Por fim, a ideia de organizar tipos com uma mesma unidade visual data do século XX, após a Revolução Industrial, quando surgiram as primeiras famílias tipográficas, que consistem em um conjunto de fontes criadas com o mesmo desenho ou unidade visual (Figura 10), conjunto no qual cada fonte apresenta uma variedade formal específica, como peso, lar-gura ou inclinação, podendo também se estender para versões ornamen-tadas, versões de diferentes serifas, números não-alinhados, entre outros.

Figura 10: Família da fonte Directa Serif projetada por Ricardo Esteves em 2013. Fonte: MyFonts.com.

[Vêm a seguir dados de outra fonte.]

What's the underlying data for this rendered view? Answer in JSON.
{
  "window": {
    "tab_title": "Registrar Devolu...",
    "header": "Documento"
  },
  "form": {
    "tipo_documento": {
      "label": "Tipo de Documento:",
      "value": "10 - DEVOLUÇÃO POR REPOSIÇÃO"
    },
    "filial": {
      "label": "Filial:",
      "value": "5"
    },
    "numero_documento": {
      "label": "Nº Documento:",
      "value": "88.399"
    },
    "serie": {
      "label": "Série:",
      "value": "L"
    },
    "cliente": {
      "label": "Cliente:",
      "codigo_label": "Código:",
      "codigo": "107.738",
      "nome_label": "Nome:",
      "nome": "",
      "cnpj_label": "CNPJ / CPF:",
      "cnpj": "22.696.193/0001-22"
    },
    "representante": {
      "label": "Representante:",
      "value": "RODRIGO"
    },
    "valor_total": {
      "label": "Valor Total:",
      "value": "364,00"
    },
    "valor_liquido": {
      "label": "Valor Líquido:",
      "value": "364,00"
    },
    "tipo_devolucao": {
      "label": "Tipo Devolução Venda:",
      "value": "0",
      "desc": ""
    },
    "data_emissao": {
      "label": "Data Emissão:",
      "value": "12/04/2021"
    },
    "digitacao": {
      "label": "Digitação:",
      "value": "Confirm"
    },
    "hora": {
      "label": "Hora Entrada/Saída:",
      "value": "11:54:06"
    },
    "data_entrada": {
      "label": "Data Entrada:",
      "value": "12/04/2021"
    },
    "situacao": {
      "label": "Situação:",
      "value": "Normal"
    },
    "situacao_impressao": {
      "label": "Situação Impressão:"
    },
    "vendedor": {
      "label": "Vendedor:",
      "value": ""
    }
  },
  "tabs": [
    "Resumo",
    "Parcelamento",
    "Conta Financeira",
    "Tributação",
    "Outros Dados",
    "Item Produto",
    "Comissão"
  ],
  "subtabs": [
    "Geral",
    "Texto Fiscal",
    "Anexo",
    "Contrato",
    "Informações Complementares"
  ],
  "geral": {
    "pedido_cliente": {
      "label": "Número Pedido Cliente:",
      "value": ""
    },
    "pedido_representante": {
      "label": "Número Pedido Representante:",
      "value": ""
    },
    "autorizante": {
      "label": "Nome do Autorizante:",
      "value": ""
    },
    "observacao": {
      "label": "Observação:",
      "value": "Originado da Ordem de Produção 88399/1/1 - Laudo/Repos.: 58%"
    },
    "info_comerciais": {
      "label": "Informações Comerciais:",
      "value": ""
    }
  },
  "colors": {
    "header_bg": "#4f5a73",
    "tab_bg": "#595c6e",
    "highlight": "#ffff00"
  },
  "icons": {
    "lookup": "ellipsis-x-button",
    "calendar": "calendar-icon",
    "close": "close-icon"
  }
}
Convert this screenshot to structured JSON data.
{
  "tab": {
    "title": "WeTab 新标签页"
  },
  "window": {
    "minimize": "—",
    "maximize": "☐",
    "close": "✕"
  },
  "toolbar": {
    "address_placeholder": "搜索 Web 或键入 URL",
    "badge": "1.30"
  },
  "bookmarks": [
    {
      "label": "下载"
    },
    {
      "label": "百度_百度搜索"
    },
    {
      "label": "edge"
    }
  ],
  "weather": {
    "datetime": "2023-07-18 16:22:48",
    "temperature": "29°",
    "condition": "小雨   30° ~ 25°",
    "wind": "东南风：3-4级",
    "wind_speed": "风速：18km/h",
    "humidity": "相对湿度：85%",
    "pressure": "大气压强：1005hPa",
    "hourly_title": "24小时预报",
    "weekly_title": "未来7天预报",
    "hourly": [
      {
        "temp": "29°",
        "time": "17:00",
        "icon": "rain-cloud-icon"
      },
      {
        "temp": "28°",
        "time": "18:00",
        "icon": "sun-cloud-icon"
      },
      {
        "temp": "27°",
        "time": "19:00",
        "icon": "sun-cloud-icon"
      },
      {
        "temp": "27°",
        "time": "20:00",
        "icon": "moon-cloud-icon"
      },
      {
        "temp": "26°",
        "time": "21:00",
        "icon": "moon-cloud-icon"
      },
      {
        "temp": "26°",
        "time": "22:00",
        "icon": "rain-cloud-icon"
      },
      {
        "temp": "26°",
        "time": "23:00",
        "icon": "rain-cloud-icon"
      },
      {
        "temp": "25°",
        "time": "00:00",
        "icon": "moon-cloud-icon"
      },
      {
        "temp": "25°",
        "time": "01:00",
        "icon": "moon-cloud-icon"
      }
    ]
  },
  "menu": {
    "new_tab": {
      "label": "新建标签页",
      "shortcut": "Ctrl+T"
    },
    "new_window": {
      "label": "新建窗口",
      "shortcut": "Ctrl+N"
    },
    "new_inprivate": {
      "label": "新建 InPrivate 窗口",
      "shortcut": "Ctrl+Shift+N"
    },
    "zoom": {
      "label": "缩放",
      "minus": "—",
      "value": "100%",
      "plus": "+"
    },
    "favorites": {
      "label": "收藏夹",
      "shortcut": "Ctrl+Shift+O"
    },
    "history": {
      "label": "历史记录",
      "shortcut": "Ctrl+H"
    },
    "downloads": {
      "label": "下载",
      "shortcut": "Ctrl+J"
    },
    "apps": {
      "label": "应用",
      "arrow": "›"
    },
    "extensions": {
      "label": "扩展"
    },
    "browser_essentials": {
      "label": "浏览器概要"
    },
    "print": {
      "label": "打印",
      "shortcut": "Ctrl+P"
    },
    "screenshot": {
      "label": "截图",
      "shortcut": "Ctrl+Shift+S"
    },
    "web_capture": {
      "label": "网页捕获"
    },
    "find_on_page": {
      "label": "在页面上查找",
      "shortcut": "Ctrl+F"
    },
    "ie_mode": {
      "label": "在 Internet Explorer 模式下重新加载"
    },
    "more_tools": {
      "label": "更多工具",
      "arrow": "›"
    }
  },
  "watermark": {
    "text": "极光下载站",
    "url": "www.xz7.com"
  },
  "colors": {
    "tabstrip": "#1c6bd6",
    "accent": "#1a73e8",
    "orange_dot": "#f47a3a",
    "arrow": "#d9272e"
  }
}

O PROJETO DE UMA FONTE DIGITAL

Para projetar uma tipografia ou uma fonte tipográfica, o designer de tipos deve elencar e definir alguns parâmetros iniciais para clarificar como serão os aspectos formais, técnicos e estéticos da fonte tipográfica. De acordo com Henestrosa, Meseguer e Scaglione (2014), o design de tipos é uma tarefa lenta e meticulosa. Dentre muitas decisões, do ponto de vista prático, é imprescindível responder a algumas questões, como para quem se destinam, como serão lidas, onde serão utilizadas, como serão reproduzidas, entre outras.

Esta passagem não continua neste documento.